Par conséquent, l’appréciation du caractère distinctif de la marque antérieure reposera sur son caractère distinctif per se. En l’espèce, la marque antérieure dans son ensemble n’a aucune signification pour aucun des services en question du point de vue du public sur le territoire pertinent. Dès lors, le caractère distinctif de la marque antérieure doit être considéré comme normal, malgré la présence des éléments verbaux non distinctifs « & GO » dans la marque, comme indiqué ci-dessus à la section c) de la présente décision, partie Risque de confusion.

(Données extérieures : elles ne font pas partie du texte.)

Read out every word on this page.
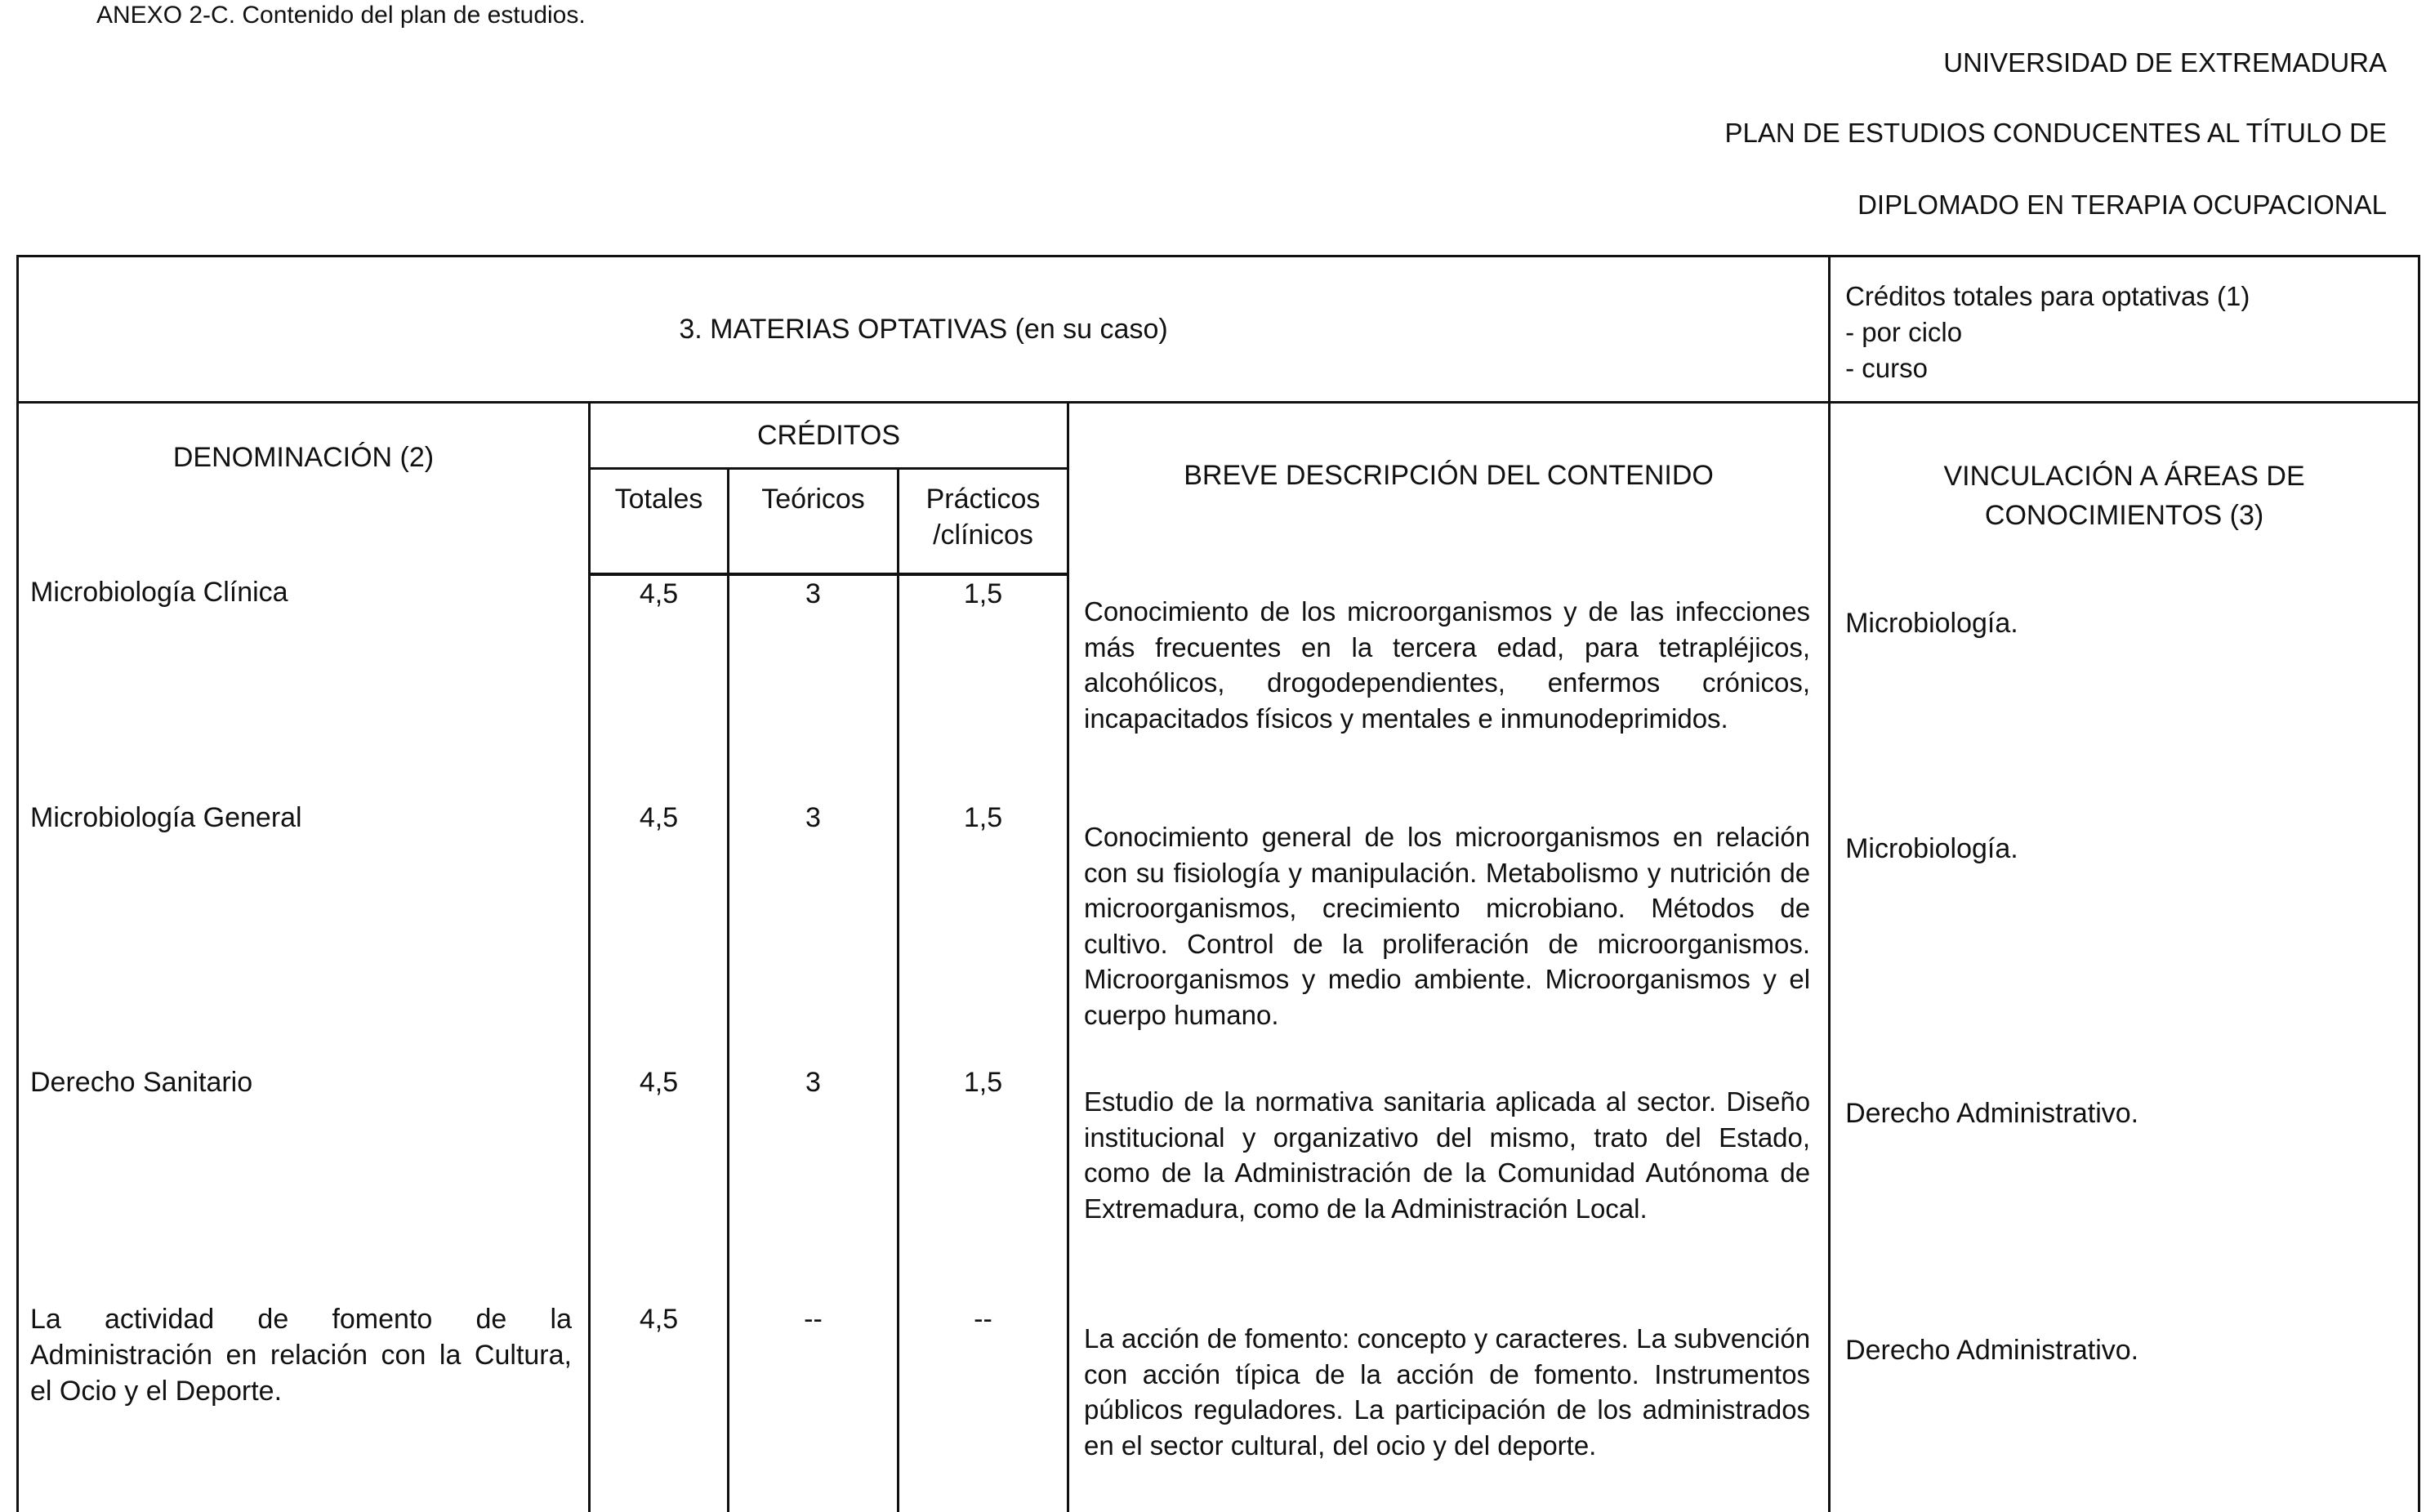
ANEXO 2-C. Contenido del plan de estudios.
UNIVERSIDAD DE EXTREMADURA
PLAN DE ESTUDIOS CONDUCENTES AL TÍTULO DE
DIPLOMADO EN TERAPIA OCUPACIONAL
3. MATERIAS OPTATIVAS (en su caso)					Créditos totales para optativas (1)
- por ciclo
- curso

DENOMINACIÓN (2)	CRÉDITOS			BREVE DESCRIPCIÓN DEL CONTENIDO	VINCULACIÓN A ÁREAS DE
CONOCIMIENTOS (3)

	Totales	Teóricos	Prácticos
/clínicos		

Microbiología Clínica	4,5	3	1,5	Conocimiento de los microorganismos y de las infecciones más frecuentes en la tercera edad, para tetrapléjicos, alcohólicos, drogodependientes, enfermos crónicos, incapacitados físicos y mentales e inmunodeprimidos.	Microbiología.
Microbiología General	4,5	3	1,5	Conocimiento general de los microorganismos en relación con su fisiología y manipulación. Metabolismo y nutrición de microorganismos, crecimiento microbiano. Métodos de cultivo. Control de la proliferación de microorganismos. Microorganismos y medio ambiente. Microorganismos y el cuerpo humano.	Microbiología.
Derecho Sanitario	4,5	3	1,5	Estudio de la normativa sanitaria aplicada al sector. Diseño institucional y organizativo del mismo, trato del Estado, como de la Administración de la Comunidad Autónoma de Extremadura, como de la Administración Local.	Derecho Administrativo.
La actividad de fomento de la Administración en relación con la Cultura, el Ocio y el Deporte.	4,5	--	--	La acción de fomento: concepto y caracteres. La subvención con acción típica de la acción de fomento. Instrumentos públicos reguladores. La participación de los administrados en el sector cultural, del ocio y del deporte.	Derecho Administrativo.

e) Appréciation globale, autres arguments et conclusion
Les services sont similaires, le degré d’attention du public pertinent, qui est le grand public en l’espèce, est moyen. Les signes sont visuellement similaires dans une faible mesure, auditivement similaires dans une mesure inférieure à la moyenne et conceptuellement dissemblables. Le caractère distinctif de la marque antérieure est normal.
Comme expliqué en détail ci-dessus, les signes présentent des différences significatives. Bien que les trois premières lettres des signes coïncident, ils comportent des éléments verbaux et figuratifs supplémentaires qui créent une distance substantielle entre eux. En outre, les deux signes seront associés à des concepts différents qui, bien que dépourvus de caractère distinctif pour une partie du public, éloignent davantage les signes.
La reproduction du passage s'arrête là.